En outre, la loi du 2 février 1995 a ouvert aux départements la possibilité d'instituer, sur la demande des communes et groupements de communes concernés, une taxe de passage due par les passagers des véhicules terrestres à moteur qui empruntent un ouvrage d'art reliant une île maritime au continent ; cette taxe devrait permettre aux collectivités locales des Iles de Ré, d'Oléron et de Noirmoutier de dégager des ressources nouvelles pour la gestion, la protection et l'entretien de leurs espaces naturels soumis à une forte fréquentation touristique (article 49).

Enfin, la loi du 2 février 1995 a institué une nouvelle taxe perçue par les entreprises de transport public maritime et assise sur le nombre de passagers embarqués à destination de certains espaces naturels protégés (parcs nationaux, réserves naturelles, sites classés, terrains du Conservatoire de l'espace littoral). Le produit de cette taxe, plafonné à dix francs par passager, devrait permettre aux gestionnaires des espaces naturels protégés accessibles par la mer de faire face à la dégradation des milieux naturels soumis à une forte fréquentation touristique.

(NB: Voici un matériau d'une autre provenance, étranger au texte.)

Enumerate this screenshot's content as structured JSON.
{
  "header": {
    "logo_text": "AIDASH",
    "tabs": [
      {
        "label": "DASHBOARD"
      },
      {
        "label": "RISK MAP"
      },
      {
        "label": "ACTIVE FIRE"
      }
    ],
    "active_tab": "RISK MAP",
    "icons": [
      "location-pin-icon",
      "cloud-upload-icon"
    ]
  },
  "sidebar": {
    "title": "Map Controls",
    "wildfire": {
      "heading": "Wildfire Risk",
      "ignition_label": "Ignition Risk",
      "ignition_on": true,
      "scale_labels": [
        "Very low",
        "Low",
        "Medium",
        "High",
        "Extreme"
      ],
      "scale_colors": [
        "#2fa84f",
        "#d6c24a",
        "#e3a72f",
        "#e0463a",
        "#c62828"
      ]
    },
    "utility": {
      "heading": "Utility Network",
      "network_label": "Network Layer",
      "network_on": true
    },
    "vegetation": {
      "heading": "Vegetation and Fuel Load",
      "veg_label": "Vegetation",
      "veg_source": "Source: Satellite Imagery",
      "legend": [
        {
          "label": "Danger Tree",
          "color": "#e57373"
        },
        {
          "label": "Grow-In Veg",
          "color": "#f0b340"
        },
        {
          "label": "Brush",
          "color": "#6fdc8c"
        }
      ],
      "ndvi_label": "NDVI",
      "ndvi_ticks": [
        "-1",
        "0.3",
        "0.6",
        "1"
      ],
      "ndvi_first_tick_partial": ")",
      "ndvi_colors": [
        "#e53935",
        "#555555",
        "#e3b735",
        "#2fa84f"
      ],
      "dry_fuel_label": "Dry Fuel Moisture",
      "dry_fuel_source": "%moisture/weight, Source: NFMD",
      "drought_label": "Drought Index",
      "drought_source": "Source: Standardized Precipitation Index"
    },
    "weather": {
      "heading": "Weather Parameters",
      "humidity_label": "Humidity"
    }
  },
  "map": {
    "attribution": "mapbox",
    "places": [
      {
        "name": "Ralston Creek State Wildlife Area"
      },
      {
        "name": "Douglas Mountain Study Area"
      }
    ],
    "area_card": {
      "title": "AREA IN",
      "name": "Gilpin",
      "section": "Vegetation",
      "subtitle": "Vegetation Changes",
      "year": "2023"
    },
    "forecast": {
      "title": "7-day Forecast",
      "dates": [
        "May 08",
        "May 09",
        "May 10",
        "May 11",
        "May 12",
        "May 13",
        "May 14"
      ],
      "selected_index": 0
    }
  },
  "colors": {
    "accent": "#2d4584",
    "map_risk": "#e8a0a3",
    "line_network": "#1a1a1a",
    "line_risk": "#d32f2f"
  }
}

Devraient être concernés, dans un premier temps, le parc national de Port-Cros, la réserve naturelle des Sept-Iles et moins d'une vingtaine de sites classés dont les îles de Lérins et le site de Porto Vecchio, à partir de la saison touristique 1996 (article 48).

Les décrets destinés à la mise en place de ces nouvelles taxes sont actuellement en cours de signature.

3. La dépense nationale pour l'environnement

Le budget du ministère de l'environnement doit être replacé dans le cadre plus vaste de la dépense nationale pour l'environnement, dont il ne représente qu'une part minime.

En effet, la dépense nationale pour l'environnement est estimée à 160,5 milliards de francs en 1995, dont 83 milliards de francs représentant le montant de la dépense publique.

Celle-ci est constituée, hormis le budget du ministère de l'environnement proprement dit, d'un montant de 1,75 milliard de francs, par la part du budget des autres départements ministériels consacrée aux actions d'environnement, qui s'élève à 6,7 milliards de francs, et par les ressources propres des établissements publics sous tutelle ou cotutelle du ministère de l'environnement, qui atteignent 11,3 milliards de francs dont 9,4 milliards pour les seules agences de l'eau, auxquelles viennent s'ajouter les quelques 63,2 milliards de francs de dépenses des collectivités locales.

L'ensemble des ressources qui concourent ainsi à la dépense nationale pour l'environnement sont récapitulées dans le tableau suivant.

DU BUDGET DU MINISTÈRE A LA DÉPENSE NATIONALE TOTALE POUR L'ENVIRONNEMENT


• Chiffres définitifs pour 1993, provisoires, prévisionnels ou estimes pour certaines valeurs a partir de 1994.

(1) Chiffres de la Loi de finances initiale pour 1993, 1994 et 1995 . montant du projet de loi de finances pour 1996 (hors réserve parlementaire) (DO+CP pour l'environnement et les autres ministères).

(2) Taxes et redevances perçues par ces établissements.

(3) Dépenses réalisées par les collectivités locales hors subventions de l'État ou des établissements publics afin d'éviter les doubles comptes.

(4) dépense nationale de protection de l'environnement, conformément A la nomenclature SERIEE.

Il est intéressant de comparer l'effort accompli par la France en matière d'environnement avec celui réalisé par les autres pays européens.

Une étude réalisée par « ERECO » pour la Commission des Communautés européennes fait ressortir que la dépense européenne de protection de l'environnement a représenté 63,3 milliards d'écus en 1992, soit environ 1,2 % du PIB communautaire.

La part de la France dans cette dépense totale se situait au 2ème rang, avec 21 %, derrière l'Allemagne (32 %) et devant le Royaume-Uni (20 %), les Pays-Bas (6 %), l'Italie (11 %) et l'Espagne (6 %).

Elle faisait, par ailleurs, partie du groupe des cinq pays qui dépensaient pour l'environnement plus de 1 % de leur PIB et dont la « dépense environnement par habitant » était supérieure à la moyenne communautaire (à savoir l'Allemagne, le Danemark, la France, les Pays-Bas et le Royaume-Uni).

Ces données montrent l'importance de l'effort financier accompli par la France dans le domaine de l'environnement.